On a Linux machine, /etc is where all system configuration files live — /etc/hosts, /etc/nginx/nginx.conf, /etc/passwd. It is the single source of truth for how that machine is configured.

etcd does the same thing — but for your entire distributed system. Instead of one machine reading from /etc, hundreds of servers read from etcd.


What etcd actually is#

etcd is a key-value store. That is it. You store a key, you read a key.

/db/primary      → "10.0.0.6"
/db/replicas     → ["10.0.0.7", "10.0.0.9"]
/leader          → "server-3"
/locks/job       → "server-5"

Exactly like Redis in structure. But etcd makes three guarantees that Redis does not:

1. Strongly consistent — no stale reads ever

Every read returns the latest confirmed write. If Server 3 wrote /leader = server-3, every other server reading /leader gets server-3 — never an old value. This is non-negotiable for coordination data. A stale leader read causes split brain.

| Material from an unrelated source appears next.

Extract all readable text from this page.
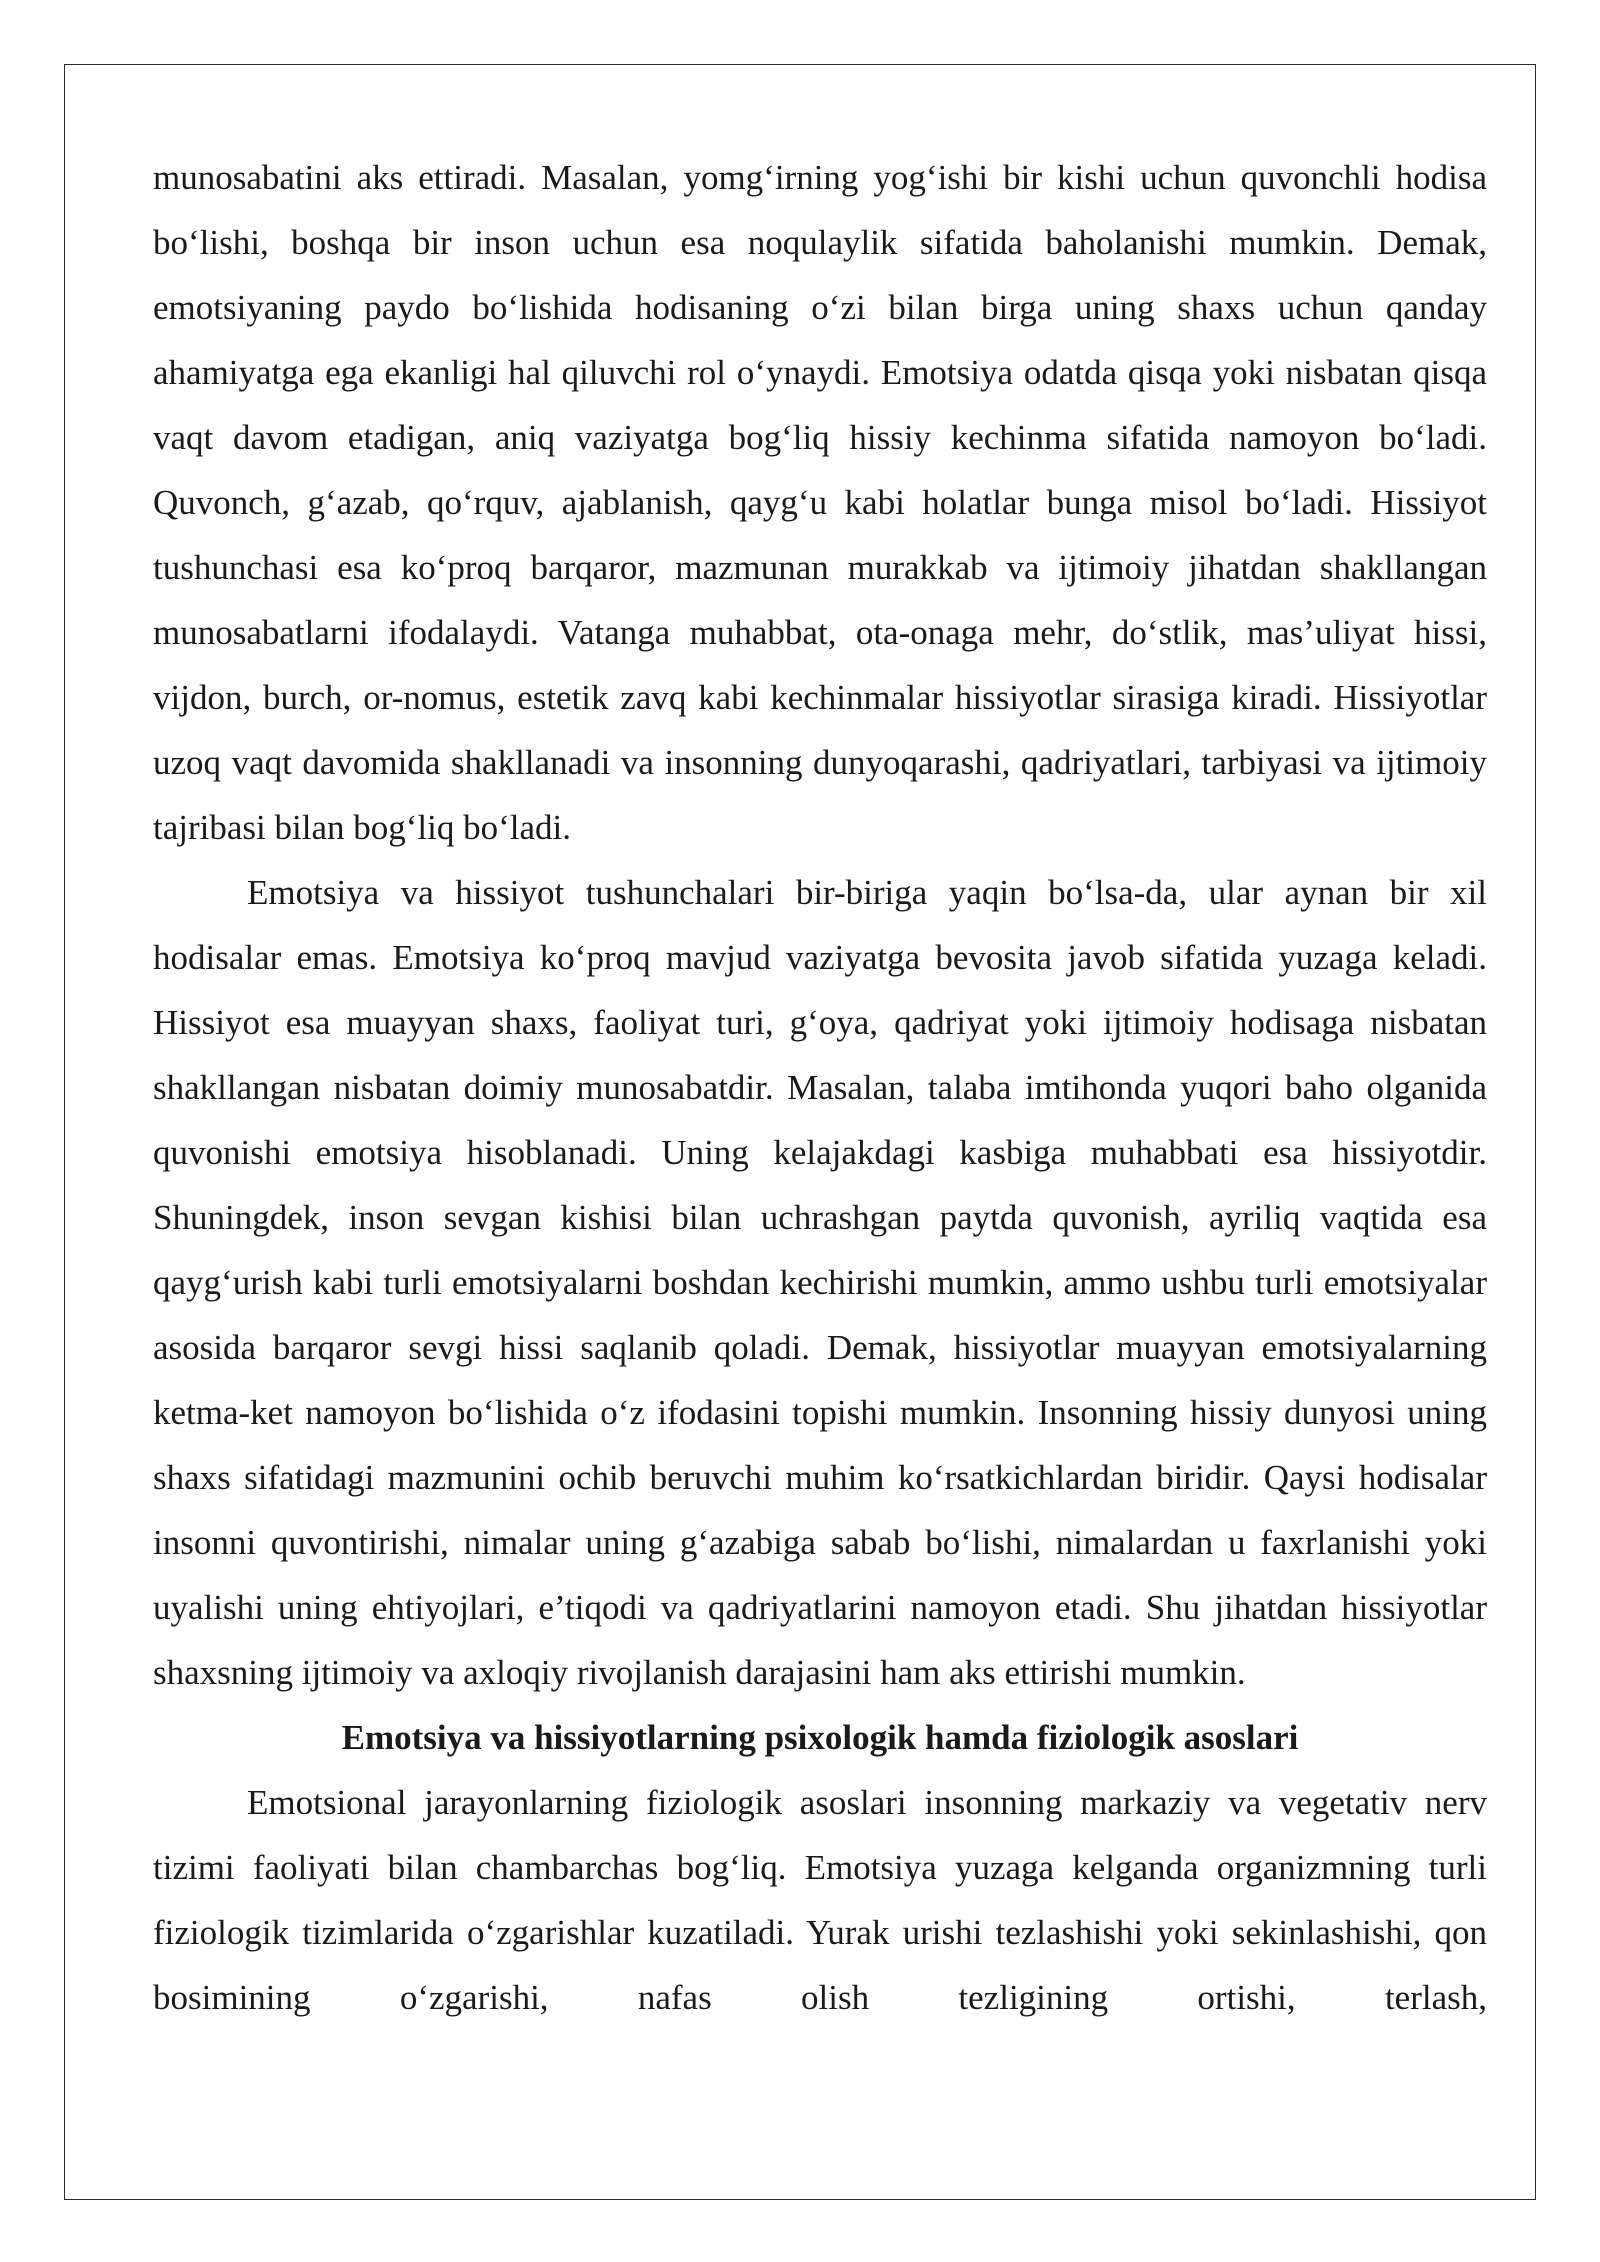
munosabatini aks ettiradi. Masalan, yomg‘irning yog‘ishi bir kishi uchun quvonchli hodisa bo‘lishi, boshqa bir inson uchun esa noqulaylik sifatida baholanishi mumkin. Demak, emotsiyaning paydo bo‘lishida hodisaning o‘zi bilan birga uning shaxs uchun qanday ahamiyatga ega ekanligi hal qiluvchi rol o‘ynaydi. Emotsiya odatda qisqa yoki nisbatan qisqa vaqt davom etadigan, aniq vaziyatga bog‘liq hissiy kechinma sifatida namoyon bo‘ladi. Quvonch, g‘azab, qo‘rquv, ajablanish, qayg‘u kabi holatlar bunga misol bo‘ladi. Hissiyot tushunchasi esa ko‘proq barqaror, mazmunan murakkab va ijtimoiy jihatdan shakllangan munosabatlarni ifodalaydi. Vatanga muhabbat, ota-onaga mehr, do‘stlik, mas’uliyat hissi, vijdon, burch, or-nomus, estetik zavq kabi kechinmalar hissiyotlar sirasiga kiradi. Hissiyotlar uzoq vaqt davomida shakllanadi va insonning dunyoqarashi, qadriyatlari, tarbiyasi va ijtimoiy tajribasi bilan bog‘liq bo‘ladi.

Emotsiya va hissiyot tushunchalari bir-biriga yaqin bo‘lsa-da, ular aynan bir xil hodisalar emas. Emotsiya ko‘proq mavjud vaziyatga bevosita javob sifatida yuzaga keladi. Hissiyot esa muayyan shaxs, faoliyat turi, g‘oya, qadriyat yoki ijtimoiy hodisaga nisbatan shakllangan nisbatan doimiy munosabatdir. Masalan, talaba imtihonda yuqori baho olganida quvonishi emotsiya hisoblanadi. Uning kelajakdagi kasbiga muhabbati esa hissiyotdir. Shuningdek, inson sevgan kishisi bilan uchrashgan paytda quvonish, ayriliq vaqtida esa qayg‘urish kabi turli emotsiyalarni boshdan kechirishi mumkin, ammo ushbu turli emotsiyalar asosida barqaror sevgi hissi saqlanib qoladi. Demak, hissiyotlar muayyan emotsiyalarning ketma-ket namoyon bo‘lishida o‘z ifodasini topishi mumkin. Insonning hissiy dunyosi uning shaxs sifatidagi mazmunini ochib beruvchi muhim ko‘rsatkichlardan biridir. Qaysi hodisalar insonni quvontirishi, nimalar uning g‘azabiga sabab bo‘lishi, nimalardan u faxrlanishi yoki uyalishi uning ehtiyojlari, e’tiqodi va qadriyatlarini namoyon etadi. Shu jihatdan hissiyotlar shaxsning ijtimoiy va axloqiy rivojlanish darajasini ham aks ettirishi mumkin.

Emotsiya va hissiyotlarning psixologik hamda fiziologik asoslari

Emotsional jarayonlarning fiziologik asoslari insonning markaziy va vegetativ nerv tizimi faoliyati bilan chambarchas bog‘liq. Emotsiya yuzaga kelganda organizmning turli fiziologik tizimlarida o‘zgarishlar kuzatiladi. Yurak urishi tezlashishi yoki sekinlashishi, qon bosimining o‘zgarishi, nafas olish tezligining ortishi, terlash,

2. Highly available — no SPOF

etcd runs as a cluster of 3 or 5 nodes using Raft internally. Every write must be acknowledged by a quorum before it is confirmed. If one node dies, the cluster keeps working.

3-node etcd → quorum = 2 → tolerates 1 failure
5-node etcd → quorum = 3 → tolerates 2 failures

Always odd numbers — even numbers cannot form a clear majority.

3. Watch — push notifications

Any server can watch a key and get notified the instant it changes. No polling needed.

Server 1 watches /db/primary
→ failover automation updates /db/primary to "10.0.0.6"
→ etcd instantly pushes notification to Server 1
→ Server 1 switches to new primary immediately
→ zero downtime, zero human intervention

etcd is CP in CAP#

etcd explicitly chooses consistency over availability. If quorum is lost — say 2 out of 3 nodes go down — etcd stops accepting writes entirely rather than risk returning inconsistent data.

For coordination data this is the right trade-off. A stale config or a stale leader value is far more dangerous than a temporary write outage.


The biggest user — Kubernetes#

Every single piece of Kubernetes state lives in etcd:

/registry/pods/default/my-pod     → pod definition
/registry/services/default/my-svc → service definition
/registry/nodes/node-1            → node health status

The Kubernetes API server is essentially a thin layer on top of etcd. If etcd goes down — the entire control plane stops. You cannot deploy, scale, or modify anything. Existing workloads keep running but nothing new can happen.

This is why production Kubernetes always runs etcd as a 5-node cluster with regular backups. It is the most critical component in the entire system.